The K-means problem, i.e., to partition a dataset into K clusters is a fundamental problem common to numerous data mining applications. As it is an NP-hard problem, iterative optimizations are typically used such as the K-means algorithm to compute cluster centers. As the K-means algorithm is exponential both in computation and storage in terms of required bits to encode cluster centers, approaches with low computation and storage complexity have been actively studied both for signal compression under real-time constraints and for clustering of large scale high-dimensional datasets. By generating cluster centers via Cartesian products of cluster centers in multiple groups or multiple stages, product and residual K-means trees reduce computation and storage complexity, making it possible to cluster large scale datasets.

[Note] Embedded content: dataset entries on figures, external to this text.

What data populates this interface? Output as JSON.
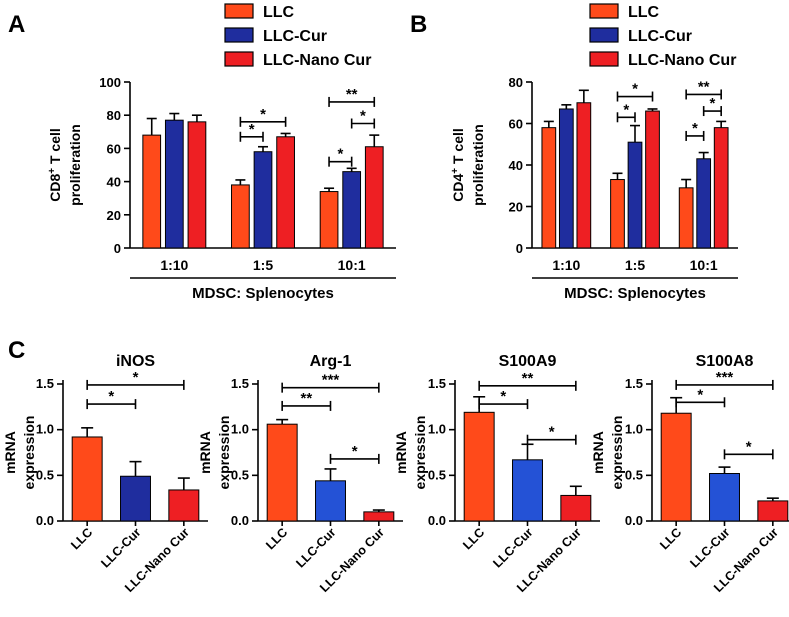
{
  "colors": {
    "LLC": "#ff4a1a",
    "LLC-Cur": "#1f2d9e",
    "LLC-Nano Cur": "#ee1f23",
    "LLC-Cur-light": "#2452d6"
  },
  "chart_data": [
    {
      "id": "A",
      "panel_label": "A",
      "type": "bar",
      "ylabel": [
        "CD8",
        "+",
        " T cell",
        "proliferation"
      ],
      "xlabel": "MDSC: Splenocytes",
      "categories": [
        "1:10",
        "1:5",
        "10:1"
      ],
      "ylim": [
        0,
        100
      ],
      "yticks": [
        0,
        20,
        40,
        60,
        80,
        100
      ],
      "legend": [
        "LLC",
        "LLC-Cur",
        "LLC-Nano Cur"
      ],
      "series": [
        {
          "name": "LLC",
          "values": [
            68,
            38,
            34
          ],
          "errors": [
            10,
            3,
            2
          ]
        },
        {
          "name": "LLC-Cur",
          "values": [
            77,
            58,
            46
          ],
          "errors": [
            4,
            3,
            2
          ]
        },
        {
          "name": "LLC-Nano Cur",
          "values": [
            76,
            67,
            61
          ],
          "errors": [
            4,
            2,
            7
          ]
        }
      ],
      "significance": [
        {
          "group": 1,
          "from": 0,
          "to": 1,
          "label": "*",
          "y": 67
        },
        {
          "group": 1,
          "from": 0,
          "to": 2,
          "label": "*",
          "y": 76
        },
        {
          "group": 2,
          "from": 0,
          "to": 1,
          "label": "*",
          "y": 52
        },
        {
          "group": 2,
          "from": 1,
          "to": 2,
          "label": "*",
          "y": 75
        },
        {
          "group": 2,
          "from": 0,
          "to": 2,
          "label": "**",
          "y": 88
        }
      ]
    },
    {
      "id": "B",
      "panel_label": "B",
      "type": "bar",
      "ylabel": [
        "CD4",
        "+",
        " T cell",
        "proliferation"
      ],
      "xlabel": "MDSC: Splenocytes",
      "categories": [
        "1:10",
        "1:5",
        "10:1"
      ],
      "ylim": [
        0,
        80
      ],
      "yticks": [
        0,
        20,
        40,
        60,
        80
      ],
      "legend": [
        "LLC",
        "LLC-Cur",
        "LLC-Nano Cur"
      ],
      "series": [
        {
          "name": "LLC",
          "values": [
            58,
            33,
            29
          ],
          "errors": [
            3,
            3,
            4
          ]
        },
        {
          "name": "LLC-Cur",
          "values": [
            67,
            51,
            43
          ],
          "errors": [
            2,
            8,
            3
          ]
        },
        {
          "name": "LLC-Nano Cur",
          "values": [
            70,
            66,
            58
          ],
          "errors": [
            6,
            1,
            3
          ]
        }
      ],
      "significance": [
        {
          "group": 1,
          "from": 0,
          "to": 1,
          "label": "*",
          "y": 63
        },
        {
          "group": 1,
          "from": 0,
          "to": 2,
          "label": "*",
          "y": 73
        },
        {
          "group": 2,
          "from": 0,
          "to": 1,
          "label": "*",
          "y": 54
        },
        {
          "group": 2,
          "from": 1,
          "to": 2,
          "label": "*",
          "y": 66
        },
        {
          "group": 2,
          "from": 0,
          "to": 2,
          "label": "**",
          "y": 74
        }
      ]
    },
    {
      "id": "C1",
      "panel_label": "C",
      "type": "bar",
      "title": "iNOS",
      "ylabel": [
        "mRNA",
        "expression"
      ],
      "categories": [
        "LLC",
        "LLC-Cur",
        "LLC-Nano Cur"
      ],
      "ylim": [
        0,
        1.5
      ],
      "yticks": [
        "0.0",
        "0.5",
        "1.0",
        "1.5"
      ],
      "values": [
        0.92,
        0.49,
        0.34
      ],
      "errors": [
        0.1,
        0.16,
        0.13
      ],
      "bar_colors": [
        "LLC",
        "LLC-Cur",
        "LLC-Nano Cur"
      ],
      "significance": [
        {
          "from": 0,
          "to": 1,
          "label": "*",
          "y": 1.28
        },
        {
          "from": 0,
          "to": 2,
          "label": "*",
          "y": 1.49
        }
      ]
    },
    {
      "id": "C2",
      "type": "bar",
      "title": "Arg-1",
      "ylabel": [
        "mRNA",
        "expression"
      ],
      "categories": [
        "LLC",
        "LLC-Cur",
        "LLC-Nano Cur"
      ],
      "ylim": [
        0,
        1.5
      ],
      "yticks": [
        "0.0",
        "0.5",
        "1.0",
        "1.5"
      ],
      "values": [
        1.06,
        0.44,
        0.1
      ],
      "errors": [
        0.05,
        0.13,
        0.02
      ],
      "bar_colors": [
        "LLC",
        "LLC-Cur-light",
        "LLC-Nano Cur"
      ],
      "significance": [
        {
          "from": 0,
          "to": 1,
          "label": "**",
          "y": 1.26
        },
        {
          "from": 1,
          "to": 2,
          "label": "*",
          "y": 0.68
        },
        {
          "from": 0,
          "to": 2,
          "label": "***",
          "y": 1.46
        }
      ]
    },
    {
      "id": "C3",
      "type": "bar",
      "title": "S100A9",
      "ylabel": [
        "mRNA",
        "expression"
      ],
      "categories": [
        "LLC",
        "LLC-Cur",
        "LLC-Nano Cur"
      ],
      "ylim": [
        0,
        1.5
      ],
      "yticks": [
        "0.0",
        "0.5",
        "1.0",
        "1.5"
      ],
      "values": [
        1.19,
        0.67,
        0.28
      ],
      "errors": [
        0.17,
        0.17,
        0.1
      ],
      "bar_colors": [
        "LLC",
        "LLC-Cur-light",
        "LLC-Nano Cur"
      ],
      "significance": [
        {
          "from": 0,
          "to": 1,
          "label": "*",
          "y": 1.28
        },
        {
          "from": 1,
          "to": 2,
          "label": "*",
          "y": 0.89
        },
        {
          "from": 0,
          "to": 2,
          "label": "**",
          "y": 1.48
        }
      ]
    },
    {
      "id": "C4",
      "type": "bar",
      "title": "S100A8",
      "ylabel": [
        "mRNA",
        "expression"
      ],
      "categories": [
        "LLC",
        "LLC-Cur",
        "LLC-Nano Cur"
      ],
      "ylim": [
        0,
        1.5
      ],
      "yticks": [
        "0.0",
        "0.5",
        "1.0",
        "1.5"
      ],
      "values": [
        1.18,
        0.52,
        0.22
      ],
      "errors": [
        0.17,
        0.07,
        0.03
      ],
      "bar_colors": [
        "LLC",
        "LLC-Cur-light",
        "LLC-Nano Cur"
      ],
      "significance": [
        {
          "from": 0,
          "to": 1,
          "label": "*",
          "y": 1.3
        },
        {
          "from": 1,
          "to": 2,
          "label": "*",
          "y": 0.73
        },
        {
          "from": 0,
          "to": 2,
          "label": "***",
          "y": 1.49
        }
      ]
    }
  ]
}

As residual K-means trees do not require assumed statistical independence among groups that are required by product K-means trees, they generally give better clustering quality. A known limitation of residual K-means trees is that the gain diminishes with added stages. In this paper, by identifying increased intrinsic dimensions of residual vectors with more stages as a limiting factor of performance due to the curse of dimensionality, we propose transform residual K-means trees as a generalization by applying cluster specific transforms to increase the correlations of residual vectors. Our methods substantially reduce the increase of intrinsic dimensions and therefore increase the effectiveness of multiple-stage residual Kmeans trees. Experimental and comparative results using widely used datasets show our methods give the best performance among all scalable methods. Furthermore, our methods enable effective super-clustering learning and provide scalable solutions to duplicate detection and other data mining problems.